Harissa Tomato Jam
Tomato Jam. Yep, it’s a thing. And it’s real yummy. You know how we love our red pepper jelly with cheese on crostini? Or fig or plum butter with pork dishes? Or even fruit compotes with charcuterie platters? Well, you can just add Tomato Jam to the list!
This great little condiment is the perfect accompaniment to your next cheese and meat board, as a mezze dish, or even to spoon over grilled meats and kabobs. It is intense, sweet, but not acidy like tomatoes can get. It is not puree or sugo. It is cooked down chopped tomatoes, with the addition of either sugar or honey, some spices and herbs, and in my case, the addition of harissa paste. I love how the intense naturally sweetness of the tomato is the first thing to hit your tastebuds, but it finishes with the warm heat of the harissa. Perfection.
I have made this a few times now, and I can honestly say, that the consistency is truly a personal thing. You can cook down the tomatoes till a rich but still moist jam with a bit more movement and looseness; or you can move on to a thicker almost ‘butter’ consistency. By butter, I mean like a traditional apple or plum butter. The choice is really up to you and how you want to use it. If you just want to spoon it on cheese and crackers or spread it on a pita before making a sandwich or wrap, then going thick may just the thing for you. If you want it to be a looser accent over grilled meat or fish, then maybe you should not cook it as long. You will figure it out.
Using one pound of tomatoes will get you around 2 cups. It will keep in the fridge, especially if you spread some olive oil over the top before you place the lid on the jar. Alternatively, you could go the canning method (in which case I would prepare more than a pound of tomatoes (too much work just to can 2 or 4 jars depending on their size!) Or if you don’t want to go the sterilizing method, you can easily place the finished product into freezer safe containers and freeze. But keep some out, it will go fast!
I love it equally with a poached egg on toast as on a lovely hunk of oozing brie. This jam is the perfect thing to make with some of all the amazing tomatoes that are coming into the markets as I write this. I’ve used both Roma or Plum tomatoes, as well as heirloom and common vine tomatoes. You will find that water content will vary from tomato to tomato. The Roma is much more meaty and less watery, so this will reduce the cooking time. Some tomatoes are naturally sweeter than others. This will affect the amount of sugar you will use. Truly, the Roma is the way to go, for all of the above criteria.
Have fun with all these tomatoes now, and come February you will taste summer when you open a jar and put it out for all to enjoy!

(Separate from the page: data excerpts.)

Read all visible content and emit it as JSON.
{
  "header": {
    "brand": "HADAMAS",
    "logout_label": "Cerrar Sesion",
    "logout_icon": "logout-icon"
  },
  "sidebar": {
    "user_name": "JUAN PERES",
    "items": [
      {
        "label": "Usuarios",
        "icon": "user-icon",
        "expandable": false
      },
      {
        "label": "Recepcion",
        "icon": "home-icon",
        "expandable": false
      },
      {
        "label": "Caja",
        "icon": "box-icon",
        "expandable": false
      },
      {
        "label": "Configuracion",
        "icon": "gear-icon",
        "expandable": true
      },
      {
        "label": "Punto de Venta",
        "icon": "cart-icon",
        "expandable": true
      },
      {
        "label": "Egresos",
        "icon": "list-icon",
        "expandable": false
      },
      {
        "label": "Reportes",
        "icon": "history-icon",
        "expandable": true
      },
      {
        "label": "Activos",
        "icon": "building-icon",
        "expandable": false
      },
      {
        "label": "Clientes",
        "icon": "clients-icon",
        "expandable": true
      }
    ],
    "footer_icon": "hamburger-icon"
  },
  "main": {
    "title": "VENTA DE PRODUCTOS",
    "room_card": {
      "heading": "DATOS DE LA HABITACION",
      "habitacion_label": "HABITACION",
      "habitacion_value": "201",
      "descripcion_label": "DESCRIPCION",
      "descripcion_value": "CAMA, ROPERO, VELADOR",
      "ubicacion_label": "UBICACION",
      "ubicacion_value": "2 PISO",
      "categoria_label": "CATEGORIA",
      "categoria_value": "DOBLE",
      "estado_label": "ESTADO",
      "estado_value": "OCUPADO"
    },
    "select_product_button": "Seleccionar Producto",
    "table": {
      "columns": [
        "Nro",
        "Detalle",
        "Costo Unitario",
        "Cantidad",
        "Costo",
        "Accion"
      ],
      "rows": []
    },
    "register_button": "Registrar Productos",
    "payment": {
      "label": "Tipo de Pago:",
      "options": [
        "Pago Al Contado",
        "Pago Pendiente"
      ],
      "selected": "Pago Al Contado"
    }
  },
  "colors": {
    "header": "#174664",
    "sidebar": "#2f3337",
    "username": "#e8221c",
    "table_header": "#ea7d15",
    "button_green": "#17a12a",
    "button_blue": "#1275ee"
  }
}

Below is a different batch, just a tad looser than the batch above. As you can see, hopefully, there is a bit more movement to the jam, making it easy to spoon onto meats and veggies. To stiff, and it won’t make a pleasing condiment for these applications.

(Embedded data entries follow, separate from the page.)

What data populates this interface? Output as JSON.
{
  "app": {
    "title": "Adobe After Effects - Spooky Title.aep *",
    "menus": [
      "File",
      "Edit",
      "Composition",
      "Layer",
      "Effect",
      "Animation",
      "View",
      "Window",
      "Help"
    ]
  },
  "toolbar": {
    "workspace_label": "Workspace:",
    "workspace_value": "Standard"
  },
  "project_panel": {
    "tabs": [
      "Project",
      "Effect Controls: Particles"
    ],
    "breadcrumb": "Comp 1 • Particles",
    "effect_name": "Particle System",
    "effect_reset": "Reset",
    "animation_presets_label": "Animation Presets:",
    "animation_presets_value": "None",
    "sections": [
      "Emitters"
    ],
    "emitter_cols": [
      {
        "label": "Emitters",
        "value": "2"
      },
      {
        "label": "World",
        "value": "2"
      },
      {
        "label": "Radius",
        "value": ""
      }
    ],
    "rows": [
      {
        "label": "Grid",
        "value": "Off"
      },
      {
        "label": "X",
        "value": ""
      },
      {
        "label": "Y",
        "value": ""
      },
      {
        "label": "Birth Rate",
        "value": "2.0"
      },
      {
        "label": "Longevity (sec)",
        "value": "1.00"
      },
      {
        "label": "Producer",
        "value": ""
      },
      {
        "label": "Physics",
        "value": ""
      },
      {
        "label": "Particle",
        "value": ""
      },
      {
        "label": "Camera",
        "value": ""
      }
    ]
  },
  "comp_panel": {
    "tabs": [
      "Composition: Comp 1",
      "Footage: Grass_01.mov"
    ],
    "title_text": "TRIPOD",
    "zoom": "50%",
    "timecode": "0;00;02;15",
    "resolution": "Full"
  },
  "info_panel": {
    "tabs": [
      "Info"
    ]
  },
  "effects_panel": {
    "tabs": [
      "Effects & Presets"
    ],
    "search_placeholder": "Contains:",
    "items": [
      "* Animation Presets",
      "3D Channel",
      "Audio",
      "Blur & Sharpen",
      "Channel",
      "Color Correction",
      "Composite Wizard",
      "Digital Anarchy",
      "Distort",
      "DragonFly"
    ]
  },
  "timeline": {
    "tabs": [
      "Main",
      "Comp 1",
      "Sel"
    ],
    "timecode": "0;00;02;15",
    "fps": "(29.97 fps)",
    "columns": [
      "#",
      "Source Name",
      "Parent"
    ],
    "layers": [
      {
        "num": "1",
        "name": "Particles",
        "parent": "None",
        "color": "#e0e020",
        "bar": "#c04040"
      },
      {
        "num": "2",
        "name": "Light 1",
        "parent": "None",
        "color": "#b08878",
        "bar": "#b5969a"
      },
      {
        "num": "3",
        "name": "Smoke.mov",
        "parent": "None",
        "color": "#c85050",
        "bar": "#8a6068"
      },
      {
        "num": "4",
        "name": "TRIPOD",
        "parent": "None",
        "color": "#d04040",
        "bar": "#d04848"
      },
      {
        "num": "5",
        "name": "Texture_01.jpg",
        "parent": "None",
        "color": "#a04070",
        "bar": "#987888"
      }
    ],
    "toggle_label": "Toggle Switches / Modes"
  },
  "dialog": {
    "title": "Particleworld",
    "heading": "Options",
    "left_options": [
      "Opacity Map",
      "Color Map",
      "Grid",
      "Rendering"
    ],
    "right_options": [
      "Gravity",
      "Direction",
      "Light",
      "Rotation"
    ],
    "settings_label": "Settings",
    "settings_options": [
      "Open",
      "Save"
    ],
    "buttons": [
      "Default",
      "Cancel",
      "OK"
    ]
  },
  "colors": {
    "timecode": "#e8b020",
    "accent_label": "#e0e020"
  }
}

- 1 lb Roma or Plum tomatoes
- 3/4 cup brown sugar
- zest and juice from 1/2 lemon
- 1 tbsp Entube Harissa paste (plus another 1/2-1 tsp, as desired)
- 1/4 tsp ground cinnamon
- 1/4 tsp ground ginger
- kosher salt
- cracked pepper
- Place tomatoes in a blender and rough chop. Don't over blend Alternatively, you can do this by hand.

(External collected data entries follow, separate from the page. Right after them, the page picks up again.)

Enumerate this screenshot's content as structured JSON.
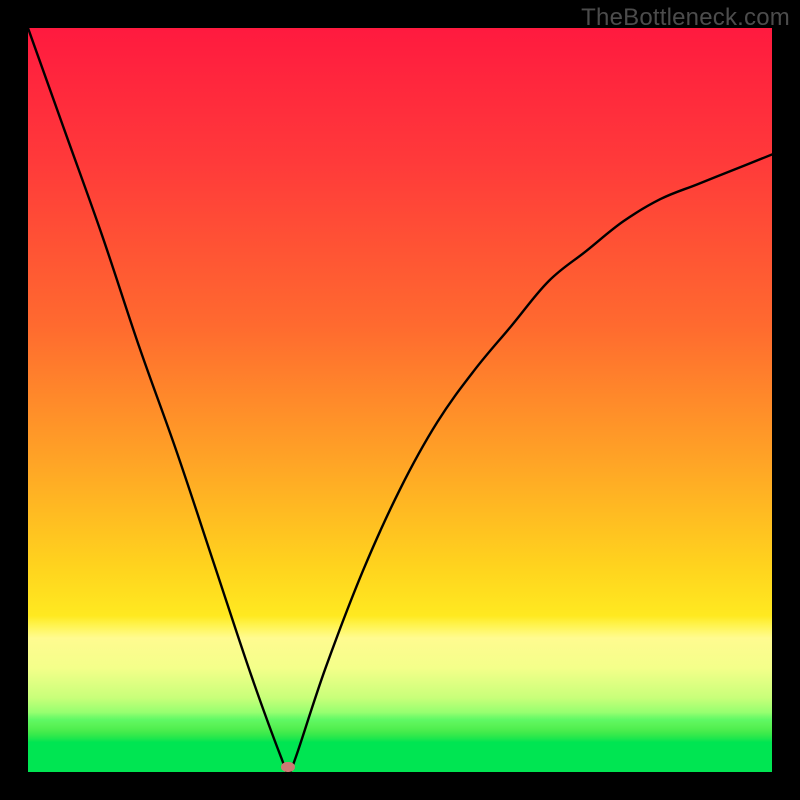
{
  "watermark": "TheBottleneck.com",
  "chart_data": {
    "type": "line",
    "title": "",
    "xlabel": "",
    "ylabel": "",
    "xlim": [
      0,
      100
    ],
    "ylim": [
      0,
      100
    ],
    "grid": false,
    "legend": false,
    "series": [
      {
        "name": "bottleneck-curve",
        "x": [
          0,
          5,
          10,
          15,
          20,
          25,
          30,
          34,
          35,
          36,
          40,
          45,
          50,
          55,
          60,
          65,
          70,
          75,
          80,
          85,
          90,
          95,
          100
        ],
        "values": [
          100,
          86,
          72,
          57,
          43,
          28,
          13,
          2,
          0,
          2,
          14,
          27,
          38,
          47,
          54,
          60,
          66,
          70,
          74,
          77,
          79,
          81,
          83
        ]
      }
    ],
    "annotations": [
      {
        "name": "minimum-marker",
        "x": 35,
        "y": 0.7
      }
    ],
    "background_gradient_stops": [
      {
        "pos": 0,
        "color": "#ff1a3f"
      },
      {
        "pos": 40,
        "color": "#ff6a2f"
      },
      {
        "pos": 72,
        "color": "#ffd21e"
      },
      {
        "pos": 82,
        "color": "#fff321"
      },
      {
        "pos": 90,
        "color": "#c9ff7a"
      },
      {
        "pos": 96,
        "color": "#00e552"
      },
      {
        "pos": 100,
        "color": "#00e552"
      }
    ],
    "curve_color": "#000000",
    "marker_color": "#cd7a74"
  }
}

- Place into a pot or skillet. Add the sugar, lemon juice and zest, harissa and spices.
- Bring everything up to a boil over medium high heat.
- Drop to a gentle simmer and cook down. The time you are cooking it down will depend on how juicy the tomatoes are, and how thick you would like it. Ideally, after about 1 hour, you will find that most of the water is gone and it has the consistency of preserves. If you would like it thicker, continue to cook down, stirring constantly, until it becomes stiffer. Don't let all the moisture cook out though, you will need it once it cools down.
- Season with salt and pepper. Taste to see if you would like a touch more harissa as well! I like more, but that's me!
- This makes about 2 cups, depending on how far you cook it down.
- This will keep in the fridge for a good month, if you pour some olive oil over the jam in the container you are using before you close the lid. The olive oil acts as a barrier against bacteria. Alternatively, you can freeze what you won't need right away.
- A jar would also make a lovely gift to a fellow tomato lover!